Weekly Reader 33

Photo by BFGF

When I started this new blog at the beginning of 2015 I never really gave myself a strict set of rules, it just kind of happened that the most interesting articles I was reading at the time were largely concerned visual arts stuff. For this list I'm looking back over a lot of web development articles that I've been reading recently. These cover topics and issues that perhaps many cultural practitioners don't get a look in, but which I think might be interesting or useful in some way.

The photo above is a product shot by David Sampson for clothing / fabrics designers BFGF, 'inspired by the internet, snacks, and both tropical and desert landscapes'. If I had a house that needed a rug they'd be the first people I'd turn to.

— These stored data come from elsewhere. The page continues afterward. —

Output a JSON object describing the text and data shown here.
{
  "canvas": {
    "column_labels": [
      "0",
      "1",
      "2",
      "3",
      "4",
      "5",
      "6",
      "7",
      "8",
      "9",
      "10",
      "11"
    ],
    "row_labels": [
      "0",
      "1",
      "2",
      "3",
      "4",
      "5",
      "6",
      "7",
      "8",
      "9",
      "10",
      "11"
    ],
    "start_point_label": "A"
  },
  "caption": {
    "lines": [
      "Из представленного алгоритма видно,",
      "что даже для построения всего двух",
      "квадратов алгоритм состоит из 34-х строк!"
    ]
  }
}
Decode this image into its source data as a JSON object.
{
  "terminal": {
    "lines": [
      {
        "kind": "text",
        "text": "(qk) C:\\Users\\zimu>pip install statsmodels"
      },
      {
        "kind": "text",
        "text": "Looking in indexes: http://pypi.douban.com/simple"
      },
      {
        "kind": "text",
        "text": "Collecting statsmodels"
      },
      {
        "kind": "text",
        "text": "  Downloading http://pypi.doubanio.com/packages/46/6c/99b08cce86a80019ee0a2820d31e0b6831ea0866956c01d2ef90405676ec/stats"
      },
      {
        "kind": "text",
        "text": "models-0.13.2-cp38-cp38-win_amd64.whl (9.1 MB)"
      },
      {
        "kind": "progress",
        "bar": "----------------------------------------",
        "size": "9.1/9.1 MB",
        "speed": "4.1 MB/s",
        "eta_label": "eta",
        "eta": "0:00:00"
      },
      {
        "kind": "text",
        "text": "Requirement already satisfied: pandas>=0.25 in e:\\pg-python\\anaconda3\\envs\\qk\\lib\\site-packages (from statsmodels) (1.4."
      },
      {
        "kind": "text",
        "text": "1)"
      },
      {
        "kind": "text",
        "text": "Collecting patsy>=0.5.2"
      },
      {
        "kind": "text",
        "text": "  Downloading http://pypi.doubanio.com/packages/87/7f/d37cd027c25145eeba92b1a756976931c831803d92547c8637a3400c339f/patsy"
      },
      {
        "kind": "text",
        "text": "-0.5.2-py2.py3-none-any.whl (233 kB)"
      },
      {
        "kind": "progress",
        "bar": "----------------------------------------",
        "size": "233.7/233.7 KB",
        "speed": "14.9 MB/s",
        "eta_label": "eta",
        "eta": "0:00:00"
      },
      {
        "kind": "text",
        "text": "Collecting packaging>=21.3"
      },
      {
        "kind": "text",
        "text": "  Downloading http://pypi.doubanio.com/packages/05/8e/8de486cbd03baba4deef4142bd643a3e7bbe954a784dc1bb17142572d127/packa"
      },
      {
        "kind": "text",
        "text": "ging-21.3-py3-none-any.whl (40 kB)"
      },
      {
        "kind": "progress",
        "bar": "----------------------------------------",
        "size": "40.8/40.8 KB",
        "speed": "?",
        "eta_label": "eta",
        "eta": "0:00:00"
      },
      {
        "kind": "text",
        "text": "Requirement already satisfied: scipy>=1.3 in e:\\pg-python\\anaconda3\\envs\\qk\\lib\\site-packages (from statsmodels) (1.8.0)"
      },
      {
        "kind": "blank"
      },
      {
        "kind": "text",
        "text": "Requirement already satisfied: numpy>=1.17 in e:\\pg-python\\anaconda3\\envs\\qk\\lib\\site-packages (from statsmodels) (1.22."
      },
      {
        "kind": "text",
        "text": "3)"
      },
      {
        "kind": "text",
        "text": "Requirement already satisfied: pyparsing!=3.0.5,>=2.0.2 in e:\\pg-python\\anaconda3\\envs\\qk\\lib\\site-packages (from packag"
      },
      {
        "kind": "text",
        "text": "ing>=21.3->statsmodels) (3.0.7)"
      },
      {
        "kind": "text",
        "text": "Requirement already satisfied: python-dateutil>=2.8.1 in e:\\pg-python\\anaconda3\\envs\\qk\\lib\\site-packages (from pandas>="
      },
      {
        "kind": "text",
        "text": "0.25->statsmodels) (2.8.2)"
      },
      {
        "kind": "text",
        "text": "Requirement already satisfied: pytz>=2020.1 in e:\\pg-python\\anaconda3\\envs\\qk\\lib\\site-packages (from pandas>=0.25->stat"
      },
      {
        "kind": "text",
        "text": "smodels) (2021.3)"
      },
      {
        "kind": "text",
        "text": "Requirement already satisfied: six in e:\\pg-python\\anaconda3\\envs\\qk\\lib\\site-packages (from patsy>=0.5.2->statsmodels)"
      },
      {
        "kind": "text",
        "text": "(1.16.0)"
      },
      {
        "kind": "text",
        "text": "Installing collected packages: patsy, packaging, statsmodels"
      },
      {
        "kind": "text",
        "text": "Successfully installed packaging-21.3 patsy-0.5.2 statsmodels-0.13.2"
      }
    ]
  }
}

  • "In the early years of the web, there was a lot of variation and experimentation with where to put content on a web page. Then, it seems we all settled into a handful of patterns and stayed there for over a decade. It wasn't until the arrival of responsive design that new ideas for page layout started appearing". Getting out of our ruts, by Jen Simmons.
  • Print Magazine Layouts Converted to Web Layouts by Chris Coyier on CSS Tricks. This article takes the points from Jen Simmon's talk and suggests copying print layouts to learn new practices and rethink what the web can do. It's common to find web developers decrying the limitations of paper, but in many ways print is freer, it's not constrained by the dreaded css box model, ink literally flows over pages.
  • If you're going to play about with magazine layouts, it might be useful learning to model content with a static site generator such as Jekyll. The CMS is probably the bane of your existence, the miserable 'What You See Is What You Get' editor is an awful liar, and sadly it's the basis of all modern web-publishing. After nearly 7 years wrestling with WordPress and Tumblr, and following a short foray into learning how to use node, I decided that abandoning the CMS might be useful. Alternatively, if you're still into the CMS, then Cory Etzkom has reviewed a few in Choosing the best CMS.
  • "I've begun to think of design today as not so much defined by a binary option, but instead as a spectrum or a continuum–I'm fascinated in this space between the networked and un-networked texts", New Web Typography by Robin Rendle. It's interesting to see a designer approach the web (or, typography) in such an explicitly philosophical fashion. As far as typography goes, the two most inspiring publications I've seen recently are Krass Journal (via MagCulture) and Dima Shiryaev's posters (via It's Nice that).
  • Bloomberg's 'post-internet' redesign is one of my favourite rebrandings ever. To take a company that ultimately underpins the current financial system and to give it a tumblr aesthetic introduces a number of questions about the aesthetic and the aims of the company. In my mind though, the execution is perfect, the microsite for their design conference is astounding, it breaks every basic rule of marketing and web design while also being well-coded and easy to use.
  • "In the end, we made a more versatile website which better reflects the product and the brand, whilst retaining the playfulness and discoverability that this collection is all about", Penguin redesigns Little Black Classics website by Alexander Hawkins in It's Nice That. Digital design meets one of the most successful print campaigns of recent years; I myself have nearly 20 of the Little Black Classics, I've found them ideal for train journeys (I read one in about 2 hours) or flicking through just before bed. However, I really cannot stand the project's website, I found it utterly unusable for getting a sense of what the books are about. In the end, I resorted to going on amazon for synopses.
  • Remy Sharp shows how to take your website offline in a Copy & Paste guide to Service Workers. This article is a little more technical than the others in this roundup, but essentially it means that websites will (almost entirely) work offline. Offline websites are something that recently, along with print style sheets, I've become much more interested in as I've come to realise that lack of constant signal remains a great issue for many people.
  • Maybe we could tone down the Javascript. I suppose I've always been wary of Javascript, I wasn't practicing web design in the few years that Javascript exploded, and as such I still don't have much of an emotional attachment to it. As shown by the link above it's a language that I rarely put thought into and only occasionally have to copy and paste. This measured approach has helped me, but now I'm starting to look at how it can be used effectively.
  • I'm putting this last link in as a prime example of how not to design products. At some point Instagram will be changing the timeline to a algorithmic listing. I think I've only come across one person who says they find algorithmic timelines useful. I've tried to get along with non-chronological feeds but always found them lacking. Then again, this change is a lesson to people that there should be no expectation that companies listen to their users, only to their income. If companies' analysis finds that algorithms are better than people, then to hell with the people.